Great Water is an investment bank that assists middle-market companies with mergers, acquisitions, and capital-raising. In 2008, Down-lite, a family-owned bedding material manufacturer, approached Great Water for assistance in finding a buyer or investor. The parties entered into a contract under which Great Water was to identify and analyze potential transactions for Down-lite. Great Water received a retainer fee and, under the contract, would receive additional fees if a transaction closed. Down-lite retained discretion to approve any proposed deal. After three prospective acquirers submitted letters of intent, Down-lite demanded that the company headquarters remain in Cincinnati, family members be given employment opportunities, and the business continue as a non-union business. No sale or investment transaction was consummated, and Down-lite terminated the agreement with Great Water. The trial court dismissed some of Great Water's claims for failure to state a claim, refused to allow certain proposed amended claims, and granted summary judgment for Down-lite on the claims that survived. 
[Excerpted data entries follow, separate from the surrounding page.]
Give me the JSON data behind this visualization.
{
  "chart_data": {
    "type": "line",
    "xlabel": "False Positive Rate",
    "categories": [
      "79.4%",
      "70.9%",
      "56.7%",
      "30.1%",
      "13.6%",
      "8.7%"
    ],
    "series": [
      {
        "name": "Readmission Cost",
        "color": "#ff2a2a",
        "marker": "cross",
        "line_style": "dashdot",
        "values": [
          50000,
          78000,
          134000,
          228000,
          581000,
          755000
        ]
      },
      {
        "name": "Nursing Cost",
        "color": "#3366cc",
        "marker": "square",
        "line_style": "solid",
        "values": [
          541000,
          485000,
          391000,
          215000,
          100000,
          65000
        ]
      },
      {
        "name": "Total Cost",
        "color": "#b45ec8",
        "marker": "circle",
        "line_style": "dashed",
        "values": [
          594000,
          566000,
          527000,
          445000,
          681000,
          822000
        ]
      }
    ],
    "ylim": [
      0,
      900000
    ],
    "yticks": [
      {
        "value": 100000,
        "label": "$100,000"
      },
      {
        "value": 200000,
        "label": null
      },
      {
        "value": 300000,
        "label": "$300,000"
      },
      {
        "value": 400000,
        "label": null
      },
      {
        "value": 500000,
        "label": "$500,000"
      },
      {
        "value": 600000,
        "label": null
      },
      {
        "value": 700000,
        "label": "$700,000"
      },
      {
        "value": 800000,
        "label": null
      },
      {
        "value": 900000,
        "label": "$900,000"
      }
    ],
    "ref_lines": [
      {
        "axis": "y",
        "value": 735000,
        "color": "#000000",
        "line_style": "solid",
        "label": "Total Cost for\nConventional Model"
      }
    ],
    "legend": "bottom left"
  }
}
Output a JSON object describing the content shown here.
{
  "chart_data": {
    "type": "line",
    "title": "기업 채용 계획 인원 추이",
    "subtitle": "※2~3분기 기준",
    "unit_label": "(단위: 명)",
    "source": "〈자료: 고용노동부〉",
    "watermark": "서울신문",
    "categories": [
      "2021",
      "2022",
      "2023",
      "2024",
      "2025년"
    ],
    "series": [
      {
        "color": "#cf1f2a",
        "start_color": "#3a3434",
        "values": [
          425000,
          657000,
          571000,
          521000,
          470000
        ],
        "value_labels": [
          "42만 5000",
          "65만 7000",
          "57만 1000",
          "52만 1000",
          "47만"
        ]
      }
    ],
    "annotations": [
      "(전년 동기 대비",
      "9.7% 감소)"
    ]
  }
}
On appeal, the Court affirms, agreeing with the trial court that Great Water's claims suffered from the same defect – Down-lite had sole discretion to approve any proposed transaction. Implicit in this notion, the Court concludes, is that there was no breach of contract, because Down-lite did not have to close a deal. Nor was there a breach of the duty of good faith. The Court rejects Great Water's claim that Down-lite had a duty to act reasonably, finding that the duty of good faith cannot supplant an express contract term. Here, the Court explains, the duty of good faith did not apply, because Down-lite retained the absolute and exclusive right to reject any proposed transaction and could impose whatever conditions on a potential deal it felt appropriate.

Applying the same rationale, the Court finds that the trial court correctly rejected Great Water's efforts to amend and add claims of unjust enrichment, excuse of condition and prevention of performance. It would have been futile to add those claims, the Court states, when the contract gave Down-lite unconditional decision-making authority.

The Court also agrees with the trial court's grant of summary judgment on Great Water's breach of warranty and fraudulent inducement claims. Those claims were grounded in the concept that Down-lite failed to disclose and/or misrepresented its transaction conditions when negotiating its contract with Great Water. Rejecting the theory, the Court finds that Great Water cannot show it was damaged and cannot complain that it was fraudulently induced to enter into a contract giving Down-light sole discretion when it could have placed limitations on transaction conditions or a requirement that consent to a sale not be unreasonably withheld in the Down-lite contract. 

The Court declines to address the trial court's finding that the contract was unenforceable because Great Water was acting in violation of the Ohio Securities Act by not registering as a dealer with the Ohio Securities Division.